CBS – Qual o impacto do desemprego na freguesia?
JD
– Temos por cá uma dúzia de desempregados. Os mais idosos acomodaram-se e os mais novos tentam-se safar. E não há mais por muitos saíram para emigração e para as cidades. Há por aí casos sociais complicados de idosos e não só. Às vezes as pessoas sucumbem perante as dificuldades. Na povoação ainda temos oito rebanhos. Ainda se mantêm tradições de pastorícia e produção de queijo, temos duas queijarias certificadas e duas semi artesanais. Também temos serração de madeiras, um café um café-restaurante. A construção civil é que está a passar uma fase mais complicada.

CBS – Como avalia o trabalho que tem vindo a ser desenvolvido pelo presidente da Câmara Municipal de Oliveira do Hospital?
JD
– Apesar de se ter esforçado muitíssimo não resolveu os problemas do desemprego. Termina o mandato com maior desemprego do que o que encontrou. Já era previsível dada a situação do país. Tem tentado minimizar os efeitos dramáticos do desemprego. Era tarefa quase impossível porque a Câmara não pode constituir empresas.
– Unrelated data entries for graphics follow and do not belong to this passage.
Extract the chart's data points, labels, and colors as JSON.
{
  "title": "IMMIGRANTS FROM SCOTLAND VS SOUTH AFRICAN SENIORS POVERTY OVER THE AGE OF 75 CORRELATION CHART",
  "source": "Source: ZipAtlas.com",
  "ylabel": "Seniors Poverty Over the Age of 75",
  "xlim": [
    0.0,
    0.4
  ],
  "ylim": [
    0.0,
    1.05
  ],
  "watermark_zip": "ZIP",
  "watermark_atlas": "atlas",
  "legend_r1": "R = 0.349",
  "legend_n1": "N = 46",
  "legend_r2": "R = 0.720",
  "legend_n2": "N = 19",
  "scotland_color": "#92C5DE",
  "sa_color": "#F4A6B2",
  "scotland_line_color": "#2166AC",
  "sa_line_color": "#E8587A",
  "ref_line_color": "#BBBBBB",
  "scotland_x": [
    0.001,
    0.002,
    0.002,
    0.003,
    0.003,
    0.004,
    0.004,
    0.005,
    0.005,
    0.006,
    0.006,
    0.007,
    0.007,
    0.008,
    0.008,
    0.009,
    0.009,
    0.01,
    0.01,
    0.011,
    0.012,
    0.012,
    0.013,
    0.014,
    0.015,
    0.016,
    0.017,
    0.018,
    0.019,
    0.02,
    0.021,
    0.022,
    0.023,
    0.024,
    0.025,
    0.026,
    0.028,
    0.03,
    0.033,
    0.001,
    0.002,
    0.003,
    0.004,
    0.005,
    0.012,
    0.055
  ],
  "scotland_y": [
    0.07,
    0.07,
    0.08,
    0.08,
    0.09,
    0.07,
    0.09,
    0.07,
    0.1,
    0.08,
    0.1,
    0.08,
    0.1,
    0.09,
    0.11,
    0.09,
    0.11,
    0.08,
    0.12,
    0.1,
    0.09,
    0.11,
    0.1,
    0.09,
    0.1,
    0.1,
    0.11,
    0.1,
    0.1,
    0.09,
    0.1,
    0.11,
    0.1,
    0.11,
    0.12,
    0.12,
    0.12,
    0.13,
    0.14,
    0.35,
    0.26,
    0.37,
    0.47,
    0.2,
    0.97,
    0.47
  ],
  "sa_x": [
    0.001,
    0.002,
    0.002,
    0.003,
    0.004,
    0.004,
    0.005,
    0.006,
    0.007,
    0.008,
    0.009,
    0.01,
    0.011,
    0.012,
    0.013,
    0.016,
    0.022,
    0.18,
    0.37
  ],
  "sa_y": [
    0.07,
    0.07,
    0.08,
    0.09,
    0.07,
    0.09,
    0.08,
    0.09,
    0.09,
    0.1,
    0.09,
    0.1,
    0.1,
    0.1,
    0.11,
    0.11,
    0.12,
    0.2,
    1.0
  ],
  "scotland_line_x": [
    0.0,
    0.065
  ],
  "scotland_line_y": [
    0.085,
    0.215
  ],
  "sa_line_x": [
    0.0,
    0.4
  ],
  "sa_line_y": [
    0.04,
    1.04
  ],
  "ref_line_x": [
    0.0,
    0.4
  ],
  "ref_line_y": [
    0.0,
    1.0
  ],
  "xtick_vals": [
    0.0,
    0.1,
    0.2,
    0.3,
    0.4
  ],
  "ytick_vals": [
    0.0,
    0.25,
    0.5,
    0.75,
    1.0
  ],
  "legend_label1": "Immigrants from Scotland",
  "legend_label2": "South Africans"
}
No relacionamento com as freguesias foi difernete. Fez a descentralização a um nível razoável porque não atingiu o volume proposto de um milhão de Euros, ficando-se nos 600 mil Euros. Permite alguma capacidade de iniciativa autónoma. Falamos de 19 mil Euros por ano que pode dar 1500 metros quadrados de calçada. Mas é de facto uma grande diferença em relação a outros mandatos. Esteve mais ativo na busca de coisas para o município comparativamente com o anterior presidente da Câmara que se encastelou nos Paços do Concelho, de onde não saia rodeado por todo o lado de inimigos políticos. Este gira e vai a todo o lado. É voluntarioso. Alguns projetos não avançaram. O que mais falha são as instalações para o pessoal operacional da Câmara, o estaleiro. Embora tenha características pessoais, José Carlos Alexandrino tem pecado muito em não mobilizar populações na defesa de matérias como a ESTGOH e o IC6, por exemplo. Paradoxalmente quem ainda fez alguma coisa pelo IC6 foi o PSD que iniciou a marcha lenta. Temos questão do mega agrupamento e o que está a ser feito? Reporta-mo-nos a lutas de elite, em que as pessoas não são chamadas a intervir. Na luta das freguesias estivemos com as pessoas. Alguns autarcas incentivaram e o presidente da Câmara Municipal esteve na primeira linha.

CBS – Admite uma candidatura à União de Freguesias?
JD
– Numa altura destas não posso deixar de ser candidato, resta saber é onde. A malta tem que ir à luta. Tenho que admitir uma candidatura à união. Ainda não há nada decidido, até porque temos tido um contra tempo que muito nos preocupa que é o estado de saúde crítico do tesoureiro que há mais de um mês se encontra em coma induzido. Isto perturba-nos. Continuamos à espera que reaja e se veja livre da situação porque nós, a família e a terra precisamos dele.